One possible idea: Accept both Uint8Array and standard arrays of Bytes as inputs (maximum ergonomics for both hard-coded and non-hard-coded use), while emitting arrays of Bytes in the output (maximum portability — easy JSON serialization etc). Proof of concept: https://github.com/lionel-rowe/deno_std/commit/11961938e305f2b32f6a22562bf9510ea94aacfa

lionel-rowe avatar Aug 08 '24 12:08 lionel-rowe

One possible idea: accept both Uint8Array and standard arrays of Bytes as inputs (maximum ergonomics for both hard-coded and non-hard-coded use), while emitting arrays of Bytes in the output (maximum portability — easy JSON serialization etc)

This sounds good to me. Also this is going to be unstable package for a while. We can iterate later.

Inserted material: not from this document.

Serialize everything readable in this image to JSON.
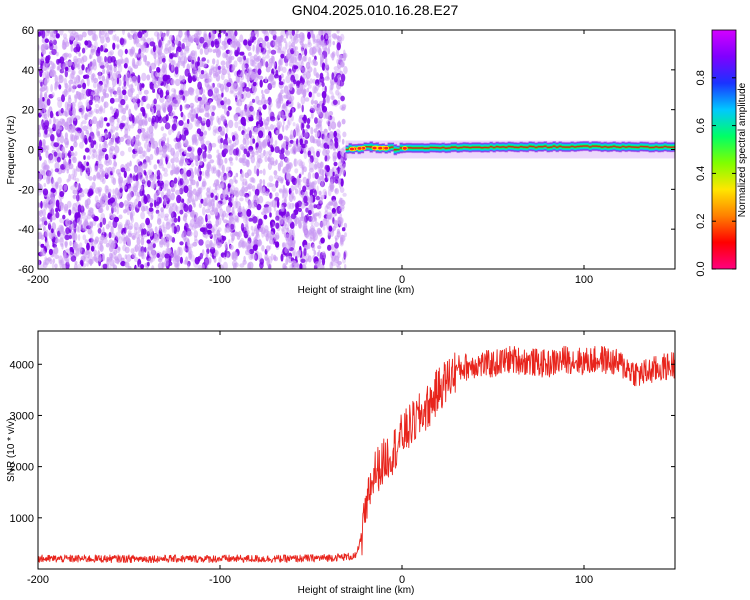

kt3k avatar Aug 08 '24 14:08 kt3k

One last thing. Can you please go through all exceptions and ensure they following the contributing guidelines? See https://github.com/denoland/std/blob/main/archive/tar_stream.ts for an example.

@iuioiua I think they already do, with the exception that error messages beginning with a variable name don't capitalize the variable name:

throw new RangeError("max must be greater than or equal to min");

How should those be handled? `max`/`min` with backticks would be another option.

lionel-rowe avatar Sep 04 '24 05:09 lionel-rowe